Senza case e senza servizi sociali

“Pago duecento euro per il mio posto letto. Contratto? Ma quando mai. Non ho firmato nulla”.Marco è uno studente di Lettere che non vuole dirci il suo cognome. Un po’ si vergogna di essere uno dei fuorisede che paga l’affitto in nero per risiedere nelle vicinanze della sua facoltà. Certo, risiedere all’Antico Corso è comodo. “Non si devono prendere bus e dunque si evitano altre spese. E poi è un quartiere accogliente, c’è modo di pranzare con dieci euro”.

Il fatto è che a causa del caro affitti all’Antico Corso la casa è diventata un diritto negato. Molte famiglie sono dovute andare via, e non è un caso se fino agli anni Novanta i residenti erano diecimila per poi scendere ai quattromila attuali. “Il diritto alla casa stato trasformato in una merce –continua Mannino .secondo cui il problema del caro affitti e quello della mancanza di strutture sociali si intrecciano inesorabilmente- Molti si sono dovuti spostare altrove, a Librino per esempio. Per garantire che gli abitanti possano continuare a vivere all’interno del proprio quartiere, noi del Comitato abbiamo stilato un piano di recupero “.

Il piano del Comitato è valido ancora oggi come dieci anni fa. I cittadini chiedono un calmieraggio agli affitti, anche trovando un accordo con le categorie dei padroni di casa. Il “disumano aumento degli affitti” potrebbe essere bloccato dal Comune “con una politica di acquisizione di edifici da adibire a case ad affitti popolari, da destinare agli abitanti che, costretti ad abbandonare il privato, possano egualmente restare in quartiere.

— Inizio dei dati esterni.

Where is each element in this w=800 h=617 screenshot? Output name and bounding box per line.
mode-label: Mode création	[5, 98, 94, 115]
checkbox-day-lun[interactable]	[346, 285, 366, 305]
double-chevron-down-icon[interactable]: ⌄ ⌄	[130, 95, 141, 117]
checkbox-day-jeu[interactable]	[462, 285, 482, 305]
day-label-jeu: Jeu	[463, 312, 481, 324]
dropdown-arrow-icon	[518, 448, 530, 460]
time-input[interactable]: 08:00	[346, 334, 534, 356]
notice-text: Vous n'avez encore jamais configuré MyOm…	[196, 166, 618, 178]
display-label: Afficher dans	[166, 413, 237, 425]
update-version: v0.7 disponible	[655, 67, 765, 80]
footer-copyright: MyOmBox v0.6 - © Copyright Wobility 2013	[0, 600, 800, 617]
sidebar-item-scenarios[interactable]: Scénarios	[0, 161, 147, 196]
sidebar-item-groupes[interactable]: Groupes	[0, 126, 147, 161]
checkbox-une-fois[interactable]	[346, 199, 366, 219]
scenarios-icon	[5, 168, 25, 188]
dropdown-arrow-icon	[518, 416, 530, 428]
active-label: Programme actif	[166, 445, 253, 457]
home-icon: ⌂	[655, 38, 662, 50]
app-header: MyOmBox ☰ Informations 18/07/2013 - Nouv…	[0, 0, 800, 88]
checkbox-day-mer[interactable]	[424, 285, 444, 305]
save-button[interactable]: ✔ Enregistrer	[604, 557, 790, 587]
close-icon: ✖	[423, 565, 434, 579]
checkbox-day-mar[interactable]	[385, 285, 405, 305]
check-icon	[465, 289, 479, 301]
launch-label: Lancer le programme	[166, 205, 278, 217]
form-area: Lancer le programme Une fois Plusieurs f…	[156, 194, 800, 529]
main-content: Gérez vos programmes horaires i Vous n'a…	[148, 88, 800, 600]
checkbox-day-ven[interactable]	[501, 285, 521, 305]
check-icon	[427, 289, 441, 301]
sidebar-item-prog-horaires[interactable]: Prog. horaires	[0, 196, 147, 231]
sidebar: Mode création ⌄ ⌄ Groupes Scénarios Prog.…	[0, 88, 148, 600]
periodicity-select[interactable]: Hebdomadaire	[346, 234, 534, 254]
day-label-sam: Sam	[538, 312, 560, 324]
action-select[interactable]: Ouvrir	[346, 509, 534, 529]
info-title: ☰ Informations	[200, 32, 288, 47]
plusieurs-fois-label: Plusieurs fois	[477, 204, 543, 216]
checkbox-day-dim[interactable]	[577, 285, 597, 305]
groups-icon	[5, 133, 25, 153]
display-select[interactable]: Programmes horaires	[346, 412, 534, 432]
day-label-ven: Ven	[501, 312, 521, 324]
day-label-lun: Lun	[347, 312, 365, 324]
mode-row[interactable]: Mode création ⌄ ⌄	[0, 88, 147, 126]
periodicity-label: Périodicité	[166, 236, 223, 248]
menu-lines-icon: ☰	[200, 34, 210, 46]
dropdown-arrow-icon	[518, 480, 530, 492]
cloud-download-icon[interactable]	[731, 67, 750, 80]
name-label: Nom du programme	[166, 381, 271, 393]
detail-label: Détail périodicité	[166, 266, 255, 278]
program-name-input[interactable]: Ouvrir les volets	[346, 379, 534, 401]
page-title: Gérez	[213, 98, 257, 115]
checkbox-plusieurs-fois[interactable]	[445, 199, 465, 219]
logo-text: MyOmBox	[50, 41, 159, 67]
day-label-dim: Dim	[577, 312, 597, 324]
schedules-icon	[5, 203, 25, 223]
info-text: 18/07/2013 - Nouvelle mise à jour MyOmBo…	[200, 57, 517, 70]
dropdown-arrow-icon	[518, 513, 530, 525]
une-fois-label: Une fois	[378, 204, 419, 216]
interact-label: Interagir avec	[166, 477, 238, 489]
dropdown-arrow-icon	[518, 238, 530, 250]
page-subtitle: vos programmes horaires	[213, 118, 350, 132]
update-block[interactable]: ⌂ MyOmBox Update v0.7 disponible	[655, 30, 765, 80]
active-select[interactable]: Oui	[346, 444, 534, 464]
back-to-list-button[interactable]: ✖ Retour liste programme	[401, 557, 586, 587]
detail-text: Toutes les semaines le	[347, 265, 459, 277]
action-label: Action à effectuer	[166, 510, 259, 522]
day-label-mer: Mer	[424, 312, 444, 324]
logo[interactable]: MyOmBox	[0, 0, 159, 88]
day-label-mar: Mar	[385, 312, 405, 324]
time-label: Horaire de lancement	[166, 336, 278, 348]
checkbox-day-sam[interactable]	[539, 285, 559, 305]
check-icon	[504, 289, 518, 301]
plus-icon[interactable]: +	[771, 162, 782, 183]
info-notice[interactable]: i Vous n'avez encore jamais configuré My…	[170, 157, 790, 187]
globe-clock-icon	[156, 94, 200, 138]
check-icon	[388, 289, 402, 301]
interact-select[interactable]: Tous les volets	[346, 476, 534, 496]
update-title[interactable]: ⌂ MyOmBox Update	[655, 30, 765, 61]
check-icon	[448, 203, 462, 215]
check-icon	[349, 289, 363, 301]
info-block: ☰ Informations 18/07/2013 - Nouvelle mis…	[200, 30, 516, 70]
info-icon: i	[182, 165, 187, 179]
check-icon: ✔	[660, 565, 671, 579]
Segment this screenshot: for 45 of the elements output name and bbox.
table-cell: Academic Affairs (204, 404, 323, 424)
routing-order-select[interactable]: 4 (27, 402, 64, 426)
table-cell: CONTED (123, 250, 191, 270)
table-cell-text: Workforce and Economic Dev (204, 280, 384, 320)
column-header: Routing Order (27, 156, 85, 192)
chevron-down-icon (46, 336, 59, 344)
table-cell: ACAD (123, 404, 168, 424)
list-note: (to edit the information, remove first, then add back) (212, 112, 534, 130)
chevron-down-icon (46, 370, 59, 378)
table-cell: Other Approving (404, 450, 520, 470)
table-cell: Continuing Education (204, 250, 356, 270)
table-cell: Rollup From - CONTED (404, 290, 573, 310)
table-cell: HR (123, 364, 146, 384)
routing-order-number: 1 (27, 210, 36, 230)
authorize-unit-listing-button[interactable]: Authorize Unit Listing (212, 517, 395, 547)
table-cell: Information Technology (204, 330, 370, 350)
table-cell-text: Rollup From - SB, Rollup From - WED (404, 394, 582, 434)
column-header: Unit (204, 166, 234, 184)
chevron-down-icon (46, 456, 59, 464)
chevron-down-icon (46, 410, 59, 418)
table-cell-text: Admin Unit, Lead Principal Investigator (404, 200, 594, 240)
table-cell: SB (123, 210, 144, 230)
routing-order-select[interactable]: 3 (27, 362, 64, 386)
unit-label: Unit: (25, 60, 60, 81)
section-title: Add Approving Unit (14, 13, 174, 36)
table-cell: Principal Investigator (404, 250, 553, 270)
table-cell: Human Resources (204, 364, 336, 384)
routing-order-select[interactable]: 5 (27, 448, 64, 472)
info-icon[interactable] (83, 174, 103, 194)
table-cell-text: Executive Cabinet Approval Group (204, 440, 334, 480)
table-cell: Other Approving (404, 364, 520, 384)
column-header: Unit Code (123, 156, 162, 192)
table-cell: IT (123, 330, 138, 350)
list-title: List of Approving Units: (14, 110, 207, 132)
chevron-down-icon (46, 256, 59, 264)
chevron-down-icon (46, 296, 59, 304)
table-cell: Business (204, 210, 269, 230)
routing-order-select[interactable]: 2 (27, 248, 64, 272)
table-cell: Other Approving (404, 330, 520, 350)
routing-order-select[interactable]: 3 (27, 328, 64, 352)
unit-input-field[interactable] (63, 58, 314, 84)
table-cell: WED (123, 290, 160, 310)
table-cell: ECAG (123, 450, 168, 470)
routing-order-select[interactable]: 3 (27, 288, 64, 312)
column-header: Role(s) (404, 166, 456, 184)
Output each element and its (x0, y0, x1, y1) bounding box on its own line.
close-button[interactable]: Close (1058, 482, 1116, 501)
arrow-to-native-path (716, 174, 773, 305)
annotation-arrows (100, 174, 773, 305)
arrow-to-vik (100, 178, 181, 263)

Oppure con la conversione di edifici, attualmente con altra destinazione d’uso, a case dello studente, in modo da bloccare la speculazione fatta a loro danno, e ridurre la domanda di case da parte loro, riducendo così il valore di mercato di un’abitazione da affittare ad universitari (meno domanda, meno mercato, meno speculazioni, meno sfratti a famiglie originarie)”.

Insomma, “serve una politica di incentivazione alla ristrutturazione delle case di piccoli proprietari residenti, spesso costretti ad abbandonare perché impossibilitati a sistemare le proprie abitazioni.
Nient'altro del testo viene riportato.